Deva Rayendra, seorang Dokter yang sedang menjalani pendidikan dokter spesialis sekarang. Deva termasuk salah satu orang yang beruntung dari segi pendidikan ia bisa menyelesaikan pendidikan kedokteran nya dengan cepat dan tepat waktu, menyelesaikan Koas, Intership, beberapa ujian hingga mendapatkan surat ijin praktik, sampai akhirnya ia bisa bekerja di salah satu rumah sakit impianku sebagai dokter umum disana.
Sekilas karir nya memang baik, ia sangat bersyukur untuk itu, hanya saja.. ia kurang beruntung dari segi asmara, ia berkenalan dengan seorang wanita ia akui saat pertama bertemu ia jatuh hati kepadanya, sampai akhirnya ia menyatakan dan siap untuk menikahinya, ia mengumpulkan uang untuk biaya pernikahannya nanti, karena ia tidak ingin merepotkan kedua orangtuanya, lagipula ia sudah bekerja dan memiliki gaji setiap bulannya.
Sampai akhirnya disaat ia sudah siap dengan keuangannya, kekasihnya saat itu memutuskan hubungan dengannya secara sepihak.
" Sorry Dev.. aku gak bisa lanjutin hubungan kita " ucap wanita itu.
" Kenapa ? ada masalah apa ? aku ada salah sama kamu ? " tanya Deva.
" Kamu tuh terlalu sibuk, kamu gak ada waktu buat aku Dev, gimana nanti kalo aku jadi istri kamu, kamu lebih mentingin pasien-pasien kamu daripada aku " ucapnya lagi.
" Oke aku minta maaf, aku akui akhir-akhir ini aku memang sibuk dengan pasien-pasienku, tapi please.. kamu kan tahu kerjaan aku, kenapa disaat aku udah siap buat nikahin kamu, kamu malah mutusin aku sepihak kaya gini " Deva tidak terima.
" Silakan.. aku mundur Dev, aku gak bisa.. maafin aku kalo aku gak bisa dampingin kamu.. aku harap kamu bisa dapetin calon istri yang ngerti sama pekerjaan kamu dan yang pasti dia lebih baik dari aku.. selamat tinggal Dev .. " wanita itu pergi meninggalkan Deva.

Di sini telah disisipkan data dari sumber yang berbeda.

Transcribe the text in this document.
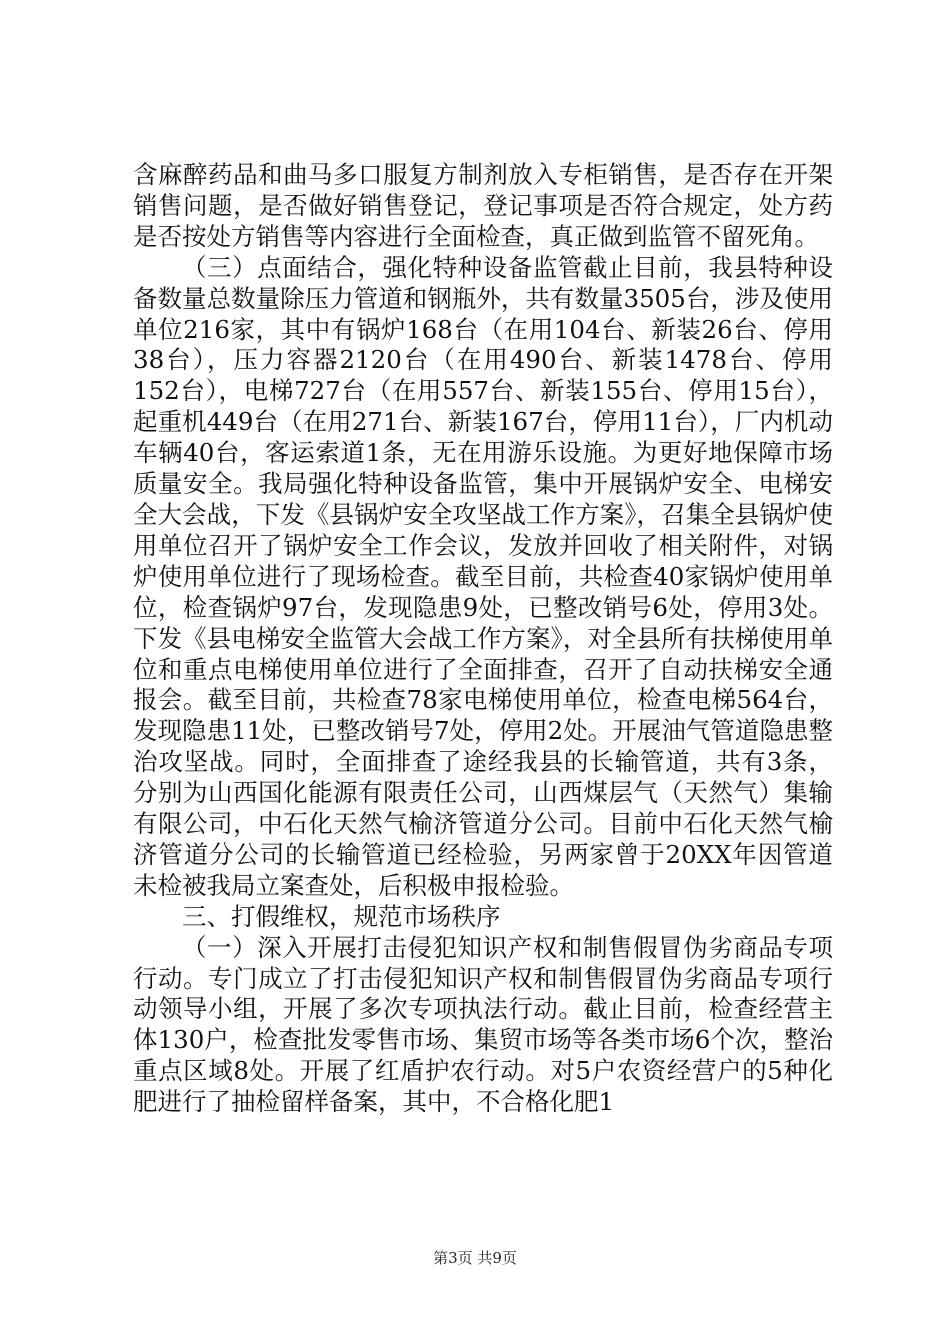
含麻醉药品和曲马多口服复方制剂放入专柜销售，是否存在开架销售问题，是否做好销售登记，登记事项是否符合规定，处方药是否按处方销售等内容进行全面检查，真正做到监管不留死角。

（三）点面结合，强化特种设备监管截止目前，我县特种设备数量总数量除压力管道和钢瓶外，共有数量3505台，涉及使用单位216家，其中有锅炉168台（在用104台、新装26台、停用38台），压力容器2120台（在用490台、新装1478台、停用152台），电梯727台（在用557台、新装155台、停用15台），起重机449台（在用271台、新装167台，停用11台），厂内机动车辆40台，客运索道1条，无在用游乐设施。为更好地保障市场质量安全。我局强化特种设备监管，集中开展锅炉安全、电梯安全大会战，下发《县锅炉安全攻坚战工作方案》，召集全县锅炉使用单位召开了锅炉安全工作会议，发放并回收了相关附件，对锅炉使用单位进行了现场检查。截至目前，共检查40家锅炉使用单位，检查锅炉97台，发现隐患9处，已整改销号6处，停用3处。下发《县电梯安全监管大会战工作方案》，对全县所有扶梯使用单位和重点电梯使用单位进行了全面排查，召开了自动扶梯安全通报会。截至目前，共检查78家电梯使用单位，检查电梯564台，发现隐患11处，已整改销号7处，停用2处。开展油气管道隐患整治攻坚战。同时，全面排查了途经我县的长输管道，共有3条，分别为山西国化能源有限责任公司，山西煤层气（天然气）集输有限公司，中石化天然气榆济管道分公司。目前中石化天然气榆济管道分公司的长输管道已经检验，另两家曾于20XX年因管道未检被我局立案查处，后积极申报检验。

三、打假维权，规范市场秩序

（一）深入开展打击侵犯知识产权和制售假冒伪劣商品专项行动。专门成立了打击侵犯知识产权和制售假冒伪劣商品专项行动领导小组，开展了多次专项执法行动。截止目前，检查经营主体130户，检查批发零售市场、集贸市场等各类市场6个次，整治重点区域8处。开展了红盾护农行动。对5户农资经营户的5种化肥进行了抽检留样备案，其中，不合格化肥1

第3页 共9页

Deva masih terdiam termangu, ia pun bingung seketika hatinya hancur, ia bekerja mati-matian mengumpulkan uang agar bisa mewujudkan wedding dream mereka berdua, namun setelah semua itu terkumpul, bukan kebahagiaan yang Deva dapatkan, melainkan kekecewaan yang amat sangat.
Sejak saat itu, ia sedikit menutup diri dari seorang wanita, tidak sedikit wanita yang berusaha untuk mendekatinya, baik di tempat kerja, teman semasa sekolah, maupun anak-anak dari kerabat orangtuanya namun itu semua tidak meluluhkan hatinya sedikitpun.
Merasa dikecewakan oleh manusia itu memang terasa sakit, benar apa yang dikatakan oleh seorang ustadz yang pernah di dengar ceramah nya ' Berharap Lah hanya kepada Allah.. karena berharap pada manusia tempatnya kecewa '.
Ia tidak ingin galau berkepanjangan, akhirnya ia memutuskan untuk melanjutkan pendidikan dokter spesialis dengan berbekal uang tabungannya yang awalnya diperuntukkan untuk menikah, karena ia tidak jadi menikah lebih baik melanjutkan sekolah.
...****************...
Rumah Sakit Husada
Selama menjadi seorang Residen banyak sekali hal yang Deva dapati, karena ia memilih jenjang pendidikan menjadi dokter spesialis kebidanan dan kandungan, dimana ia banyak melihat perjuangan seorang ibu untuk melahirkan anak-anak nya generasi penerus bangsa.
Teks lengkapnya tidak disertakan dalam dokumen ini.